Any implementation that isn't a head of the chain provider (read: light clients) must not participate in the main DHT. This is already presently the case.

Implementations must not participate in the main DHT if they don't fulfill the capability yet. For example, a node that is still in the process of warp syncing must not participate in the main DHT. However, assuming that warp syncing doesn't last more than a few seconds, it is acceptable to ignore this requirement in order to avoid complicating implementations too much.

Drawbacks

None that I can see.

Testing, Security, and Privacy

The content of this section is basically the same as the one in RFC 8.

This mechanism doesn't add or remove any security by itself, as it relies on existing mechanisms.

Due to the way Kademlia works, it would become the responsibility of the 20 Polkadot nodes whose sha256(peer_id) is closest to the key (described in the explanations section) to store the list of nodes that have specific capabilities. Furthermore, when a large number of providers are registered, only the providers closest to the key are kept, up to a certain implementation-defined limit.

For this reason, an attacker can abuse this mechanism by randomly generating libp2p PeerIds until they find the 20 entries closest to the key representing the target capability. They are then in control of the list of nodes with that capability. While doing this can in no way be actually harmful, it could lead to eclipse attacks.

Because the key changes periodically and isn't predictable, and assuming that the Polkadot DHT is sufficiently large, it is not realistic for an attack like this to be maintained in the long term.

Performance, Ergonomics, and Compatibility

Performance

The DHT mechanism generally has a low overhead, especially given that publishing providers is done only every 24 hours.

Doing a Kademlia iterative query then sending a provider record shouldn't take more than around 50 kiB in total of bandwidth for the parachain bootnode.

Assuming 1000 nodes with a specific capability, the 20 Polkadot full nodes corresponding to that capability will each receive a sudden spike of a few megabytes of networking traffic when the key rotates. Again, this is relatively negligible. If this becomes a problem, one can add a random delay before a node registers itself to be the provider of the key corresponding to BabeApi_next_epoch.

Maybe the biggest uncertainty is the traffic that the 20 Polkadot full nodes will receive from light clients that desire knowing the nodes with a capability. If this every becomes a problem, this value of 20 is an arbitrary constant that can be increased for more redundancy.

Ergonomics

Irrelevant.

Compatibility

Irrelevant.

Prior Art and References

Unknown.

Unresolved Questions

While it fundamentally doesn't change much to this RFC, using BabeApi_currentEpoch and BabeApi_nextEpoch might be inappropriate. I'm not familiar enough with good practices within the runtime to have an opinion here. Should it be an entirely new pallet?
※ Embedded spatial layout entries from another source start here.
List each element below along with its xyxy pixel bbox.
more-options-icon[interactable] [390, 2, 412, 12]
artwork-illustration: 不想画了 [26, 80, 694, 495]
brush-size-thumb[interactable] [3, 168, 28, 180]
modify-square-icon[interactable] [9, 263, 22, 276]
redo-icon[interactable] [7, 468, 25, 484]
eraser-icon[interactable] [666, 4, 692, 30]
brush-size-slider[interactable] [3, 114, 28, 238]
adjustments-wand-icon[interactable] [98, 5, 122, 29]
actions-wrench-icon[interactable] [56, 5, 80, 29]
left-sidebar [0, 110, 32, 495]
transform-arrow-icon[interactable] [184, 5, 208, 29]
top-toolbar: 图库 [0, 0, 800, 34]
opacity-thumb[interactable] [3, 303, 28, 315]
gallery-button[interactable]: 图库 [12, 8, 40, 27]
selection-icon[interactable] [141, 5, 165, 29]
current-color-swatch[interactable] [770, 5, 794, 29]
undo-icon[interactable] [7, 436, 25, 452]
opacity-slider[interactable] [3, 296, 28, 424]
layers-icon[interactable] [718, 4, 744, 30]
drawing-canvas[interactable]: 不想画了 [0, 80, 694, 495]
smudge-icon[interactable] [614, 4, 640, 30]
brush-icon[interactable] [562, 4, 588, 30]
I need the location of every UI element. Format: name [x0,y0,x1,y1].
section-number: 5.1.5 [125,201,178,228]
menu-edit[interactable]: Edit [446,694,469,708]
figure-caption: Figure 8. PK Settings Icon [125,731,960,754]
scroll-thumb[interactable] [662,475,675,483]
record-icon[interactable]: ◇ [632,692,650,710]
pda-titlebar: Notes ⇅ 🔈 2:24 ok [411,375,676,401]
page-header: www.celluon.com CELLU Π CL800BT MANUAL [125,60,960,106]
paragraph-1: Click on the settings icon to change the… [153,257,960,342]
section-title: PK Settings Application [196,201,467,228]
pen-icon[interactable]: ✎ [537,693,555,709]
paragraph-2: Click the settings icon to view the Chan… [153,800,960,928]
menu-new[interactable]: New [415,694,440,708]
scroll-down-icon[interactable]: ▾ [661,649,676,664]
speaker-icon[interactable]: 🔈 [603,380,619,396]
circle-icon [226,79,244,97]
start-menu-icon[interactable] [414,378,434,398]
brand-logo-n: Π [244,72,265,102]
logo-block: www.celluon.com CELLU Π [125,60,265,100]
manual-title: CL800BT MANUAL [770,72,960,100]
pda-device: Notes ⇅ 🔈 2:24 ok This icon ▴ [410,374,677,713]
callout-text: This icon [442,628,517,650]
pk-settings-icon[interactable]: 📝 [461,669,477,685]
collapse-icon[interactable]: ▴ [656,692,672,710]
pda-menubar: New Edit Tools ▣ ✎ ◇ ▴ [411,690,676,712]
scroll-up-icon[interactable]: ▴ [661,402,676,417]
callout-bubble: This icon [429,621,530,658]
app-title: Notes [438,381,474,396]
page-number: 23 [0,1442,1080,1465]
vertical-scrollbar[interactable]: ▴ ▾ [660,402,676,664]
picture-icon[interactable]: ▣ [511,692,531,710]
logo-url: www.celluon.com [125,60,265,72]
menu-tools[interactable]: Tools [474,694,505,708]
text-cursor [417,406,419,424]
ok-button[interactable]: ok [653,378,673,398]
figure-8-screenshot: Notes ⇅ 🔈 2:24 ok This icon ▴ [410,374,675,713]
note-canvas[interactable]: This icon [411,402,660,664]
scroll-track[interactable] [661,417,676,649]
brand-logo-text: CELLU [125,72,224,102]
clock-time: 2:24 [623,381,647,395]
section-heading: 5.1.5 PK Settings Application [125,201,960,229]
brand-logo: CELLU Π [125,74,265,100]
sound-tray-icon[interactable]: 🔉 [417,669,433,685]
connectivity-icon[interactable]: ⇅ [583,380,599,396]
Future Directions and Related Material

This RFC would make it possible to reliably discover archive nodes, which would make it possible to reliably send archive node requests, something that isn't currently possible. This could solve the problem of finding archive RPC node providers by migrating archive-related request to using the native peer-to-peer protocol rather than JSON-RPC.

If we ever decide to break backwards compatibility, we could divide the "history" and "archive" capabilities in two, between nodes capable of serving older blocks and nodes capable of serving newer blocks. We could even add to the peer-to-peer network nodes that are only capable of serving older blocks (by reading from a database) but do not participate in the head of the chain, and that just exist for historical purposes.